Every parent is very angry when they find that their children have been bullied by their classmates. However, parents need to pacify their children in a timely manner. After the children calm down, they can take appropriate education methods to actively enlighten them and help them solve the problem perfectly.
How to deal with children who are always bullied by classmates
1. Parents should learn to adjust their emotions. Emotions can affect each other. If children come to tell us about their school experiences, and if we are angry or depressed, we should not have the heart to listen to what the children say, or even anger the children. So we should be able to recognize our emotions, adjust our emotions, and then interact with children.
2. Understand the process of things with children. Parents should understand that most of the conflicts between children can be solved by themselves, because many times, when children have conflicts today, they may be reconciled tomorrow, or even "don't fight and don't know each other". Sometimes because of a little conflict, the two become good friends instead.
So when children tell themselves that they have been bullied at school, parents should first ask the truth of the matter. Sometimes children's expression ability is limited, and parents can also communicate with teachers to understand the situation. In this way, parents can correctly guide and teach their children how to deal with the situation according to the specific reasons, instead of blindly letting their children attack others or tolerate.

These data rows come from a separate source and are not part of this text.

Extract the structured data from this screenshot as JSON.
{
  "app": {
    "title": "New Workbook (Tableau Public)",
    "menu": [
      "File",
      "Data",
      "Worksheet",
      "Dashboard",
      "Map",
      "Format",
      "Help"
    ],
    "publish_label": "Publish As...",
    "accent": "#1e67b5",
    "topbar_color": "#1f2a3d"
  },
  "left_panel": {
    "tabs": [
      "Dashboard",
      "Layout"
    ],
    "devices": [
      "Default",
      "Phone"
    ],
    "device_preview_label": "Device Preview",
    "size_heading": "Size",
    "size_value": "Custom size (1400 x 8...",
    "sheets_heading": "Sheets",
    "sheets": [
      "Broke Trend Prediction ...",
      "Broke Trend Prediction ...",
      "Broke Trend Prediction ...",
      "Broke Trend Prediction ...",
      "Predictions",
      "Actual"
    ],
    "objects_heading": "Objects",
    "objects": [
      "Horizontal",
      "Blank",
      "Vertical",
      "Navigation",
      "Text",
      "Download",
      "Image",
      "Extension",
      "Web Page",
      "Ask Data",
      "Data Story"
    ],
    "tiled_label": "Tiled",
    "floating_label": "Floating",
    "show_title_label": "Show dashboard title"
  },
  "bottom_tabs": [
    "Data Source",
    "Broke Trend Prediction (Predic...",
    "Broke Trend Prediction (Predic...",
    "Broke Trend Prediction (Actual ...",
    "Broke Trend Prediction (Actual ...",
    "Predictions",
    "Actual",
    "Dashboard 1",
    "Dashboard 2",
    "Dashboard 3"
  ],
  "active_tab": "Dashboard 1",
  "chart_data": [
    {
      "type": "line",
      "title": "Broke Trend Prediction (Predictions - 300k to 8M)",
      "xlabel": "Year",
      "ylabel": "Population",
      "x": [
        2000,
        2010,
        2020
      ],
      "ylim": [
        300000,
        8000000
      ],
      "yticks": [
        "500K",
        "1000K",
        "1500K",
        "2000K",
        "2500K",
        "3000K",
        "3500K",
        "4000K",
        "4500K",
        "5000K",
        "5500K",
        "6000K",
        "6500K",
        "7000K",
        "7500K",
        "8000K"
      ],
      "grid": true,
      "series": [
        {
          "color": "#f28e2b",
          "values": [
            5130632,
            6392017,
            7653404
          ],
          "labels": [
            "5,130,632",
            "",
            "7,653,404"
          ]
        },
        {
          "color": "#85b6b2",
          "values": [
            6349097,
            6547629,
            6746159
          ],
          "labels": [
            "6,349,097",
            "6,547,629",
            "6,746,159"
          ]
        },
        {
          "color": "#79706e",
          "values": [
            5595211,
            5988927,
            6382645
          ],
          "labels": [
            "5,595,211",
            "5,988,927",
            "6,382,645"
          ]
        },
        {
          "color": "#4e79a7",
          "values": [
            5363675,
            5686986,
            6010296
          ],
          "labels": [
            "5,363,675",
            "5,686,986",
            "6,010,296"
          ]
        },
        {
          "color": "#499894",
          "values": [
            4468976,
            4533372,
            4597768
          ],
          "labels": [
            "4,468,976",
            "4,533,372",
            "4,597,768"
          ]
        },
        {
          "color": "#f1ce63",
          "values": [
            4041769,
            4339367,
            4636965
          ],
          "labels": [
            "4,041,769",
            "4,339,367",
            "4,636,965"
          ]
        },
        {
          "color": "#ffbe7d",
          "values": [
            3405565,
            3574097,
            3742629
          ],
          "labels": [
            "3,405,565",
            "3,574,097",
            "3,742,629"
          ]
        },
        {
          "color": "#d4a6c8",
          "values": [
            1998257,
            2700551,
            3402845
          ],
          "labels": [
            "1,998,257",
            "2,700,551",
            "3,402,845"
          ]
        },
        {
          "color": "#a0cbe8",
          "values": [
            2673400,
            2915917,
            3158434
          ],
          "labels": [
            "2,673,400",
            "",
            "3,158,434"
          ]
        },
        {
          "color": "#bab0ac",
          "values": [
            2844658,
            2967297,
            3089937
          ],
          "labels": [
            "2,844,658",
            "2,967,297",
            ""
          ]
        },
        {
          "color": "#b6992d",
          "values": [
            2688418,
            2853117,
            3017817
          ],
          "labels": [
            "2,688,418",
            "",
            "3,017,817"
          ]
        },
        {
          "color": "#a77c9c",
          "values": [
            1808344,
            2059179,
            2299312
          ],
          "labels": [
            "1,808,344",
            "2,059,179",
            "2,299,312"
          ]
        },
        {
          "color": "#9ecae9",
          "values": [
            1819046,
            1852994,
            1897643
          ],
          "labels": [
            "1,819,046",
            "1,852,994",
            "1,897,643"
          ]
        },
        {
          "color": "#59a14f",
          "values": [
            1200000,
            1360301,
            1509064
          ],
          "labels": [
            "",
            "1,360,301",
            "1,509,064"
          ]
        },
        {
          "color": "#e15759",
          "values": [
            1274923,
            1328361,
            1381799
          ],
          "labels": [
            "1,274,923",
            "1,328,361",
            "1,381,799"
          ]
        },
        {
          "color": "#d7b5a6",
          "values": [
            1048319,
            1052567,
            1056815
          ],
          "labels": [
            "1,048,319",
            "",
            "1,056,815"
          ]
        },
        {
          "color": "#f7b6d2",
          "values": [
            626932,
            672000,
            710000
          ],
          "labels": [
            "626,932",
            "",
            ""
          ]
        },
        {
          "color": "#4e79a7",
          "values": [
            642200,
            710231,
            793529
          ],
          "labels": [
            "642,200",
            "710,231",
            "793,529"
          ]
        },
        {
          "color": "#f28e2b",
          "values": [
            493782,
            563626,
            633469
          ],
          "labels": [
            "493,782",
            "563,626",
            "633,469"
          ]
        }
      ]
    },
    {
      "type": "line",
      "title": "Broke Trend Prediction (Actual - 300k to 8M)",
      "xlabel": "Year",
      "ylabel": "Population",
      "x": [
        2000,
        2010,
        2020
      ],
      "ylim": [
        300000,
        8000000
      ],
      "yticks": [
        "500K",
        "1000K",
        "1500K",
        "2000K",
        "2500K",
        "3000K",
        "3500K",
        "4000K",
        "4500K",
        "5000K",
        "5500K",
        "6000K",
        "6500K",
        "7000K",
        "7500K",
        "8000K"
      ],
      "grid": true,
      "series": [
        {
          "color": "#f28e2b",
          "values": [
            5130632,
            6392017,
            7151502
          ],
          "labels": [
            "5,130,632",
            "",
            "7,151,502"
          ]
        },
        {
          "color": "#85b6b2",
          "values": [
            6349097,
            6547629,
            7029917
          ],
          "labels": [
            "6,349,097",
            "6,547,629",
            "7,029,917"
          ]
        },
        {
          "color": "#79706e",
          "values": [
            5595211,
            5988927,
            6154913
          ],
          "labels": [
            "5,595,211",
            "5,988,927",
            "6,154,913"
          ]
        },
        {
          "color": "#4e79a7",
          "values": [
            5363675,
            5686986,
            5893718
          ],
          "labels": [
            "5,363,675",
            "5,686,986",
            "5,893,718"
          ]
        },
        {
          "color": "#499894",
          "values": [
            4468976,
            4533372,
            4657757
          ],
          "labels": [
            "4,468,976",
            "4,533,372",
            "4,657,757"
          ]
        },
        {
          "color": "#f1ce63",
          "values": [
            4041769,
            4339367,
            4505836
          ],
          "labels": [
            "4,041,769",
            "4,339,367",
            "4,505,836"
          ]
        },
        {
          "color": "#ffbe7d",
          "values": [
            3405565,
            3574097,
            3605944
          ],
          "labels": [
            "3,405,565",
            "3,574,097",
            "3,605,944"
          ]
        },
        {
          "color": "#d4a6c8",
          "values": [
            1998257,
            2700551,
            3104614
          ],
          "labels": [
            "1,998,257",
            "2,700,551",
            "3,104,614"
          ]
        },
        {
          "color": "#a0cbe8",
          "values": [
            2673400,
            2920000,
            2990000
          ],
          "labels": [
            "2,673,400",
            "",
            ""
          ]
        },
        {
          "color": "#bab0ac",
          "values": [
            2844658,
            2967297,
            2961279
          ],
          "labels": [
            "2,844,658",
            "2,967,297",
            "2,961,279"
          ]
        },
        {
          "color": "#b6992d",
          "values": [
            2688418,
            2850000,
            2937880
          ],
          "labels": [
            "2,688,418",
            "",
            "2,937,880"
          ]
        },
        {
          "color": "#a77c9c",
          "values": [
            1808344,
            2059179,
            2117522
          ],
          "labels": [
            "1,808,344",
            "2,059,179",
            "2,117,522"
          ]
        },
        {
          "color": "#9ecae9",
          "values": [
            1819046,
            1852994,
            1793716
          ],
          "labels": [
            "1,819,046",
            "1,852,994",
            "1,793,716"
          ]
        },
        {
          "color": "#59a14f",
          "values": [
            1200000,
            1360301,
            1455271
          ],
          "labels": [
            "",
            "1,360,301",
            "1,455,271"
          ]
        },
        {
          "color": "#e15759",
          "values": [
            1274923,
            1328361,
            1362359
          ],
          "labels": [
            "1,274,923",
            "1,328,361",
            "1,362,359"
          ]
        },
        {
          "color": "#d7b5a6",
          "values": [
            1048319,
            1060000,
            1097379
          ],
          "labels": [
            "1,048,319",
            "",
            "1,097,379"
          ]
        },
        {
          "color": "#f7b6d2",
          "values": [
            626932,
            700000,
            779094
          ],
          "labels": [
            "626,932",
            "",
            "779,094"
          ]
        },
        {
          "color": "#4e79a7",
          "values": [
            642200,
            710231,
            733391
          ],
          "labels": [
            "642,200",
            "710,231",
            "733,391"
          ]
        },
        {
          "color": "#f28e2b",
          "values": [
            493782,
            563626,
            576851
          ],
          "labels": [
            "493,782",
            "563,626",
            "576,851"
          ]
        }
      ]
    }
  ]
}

3. Let the teacher adjust it first. The contradiction occurs in the school, and the teacher must know more about the specific situation than the parents. Moreover, teachers have more deterrent and persuasive power for children than parents. Therefore, when conflicts and contradictions occur between children, parents can let the teacher come forward to adjust. If the teacher's unilateral preaching or criticism can be resolved, parents can avoid coming forward to prevent deepening conflicts.
4. You can consult with the parents of the other party. Some children are skinny and don't listen to their teachers very much. They feel that they have been criticized by their teachers, but it is the other party's complaint that causes them to bully their children. At this time, parents need to make an appointment with the other party's parents to communicate well.
Parents of the other party should pay attention. After all, their children's own education is the most effective and can play a better deterrent role. But try to be calm when communicating with the parents of the other party to avoid deepening conflicts.
Ways to avoid children being bullied
1. Let children learn to stop each other in time. Let the child have the courage to say "no". If the other party does not stop, let the child run away in time. In psychology, there is a role-playing method, which is used to solidify the psychology and behavior of the parties. It is very suitable for children. Parents can play role-playing with children at home like playing games, and train children with some preventive measures against bullying.
2. Let the children turn to the teacher in time. This is very important, because in the school, the teacher is the most authoritative person in the child's heart. But most of the time, students are embarrassed, afraid that their classmates will say that they report to the teacher, so they stop and endure. As a parent, it is very correct to change the child's cognition and tell the child to report to the teacher.
3. Words intimidate the other party. At the same time, children can be told that if someone bullies them and makes them really uncomfortable, they can just push them away, and then quickly tell the adults around to solve the problem. Let the children protect themselves instead of having a positive conflict with each other in terms of language or body. You can also teach the children to intimidate each other. If you are doing this, tell the teacher.
Letting children "fight back" is indeed one of the ways to solve the problem, but it also has many disadvantages
1. It hinders the development of children's ability to solve problems. Just imagine, if the child finds that it is effective to call back, and every time he calls back, other children dare not hit him or rob his toys, what incentive does the child have to think of other ways to solve conflicts? Then it will not promote the development of its thinking logic, which is not conducive to intellectual development.
2. It hinders the development of children's emotional intelligence and social ability. Gorman and other researchers believe that EQ is composed of five characteristics: self-consciousness, emotion control, self motivation, cognition of other people's emotions, and dealing with the relationship between them.
Therefore, letting children "fight back" will make them think that "force" is recognized, and then they can't control their emotions, and they can't deal with each other's relationship, which will aggravate conflicts.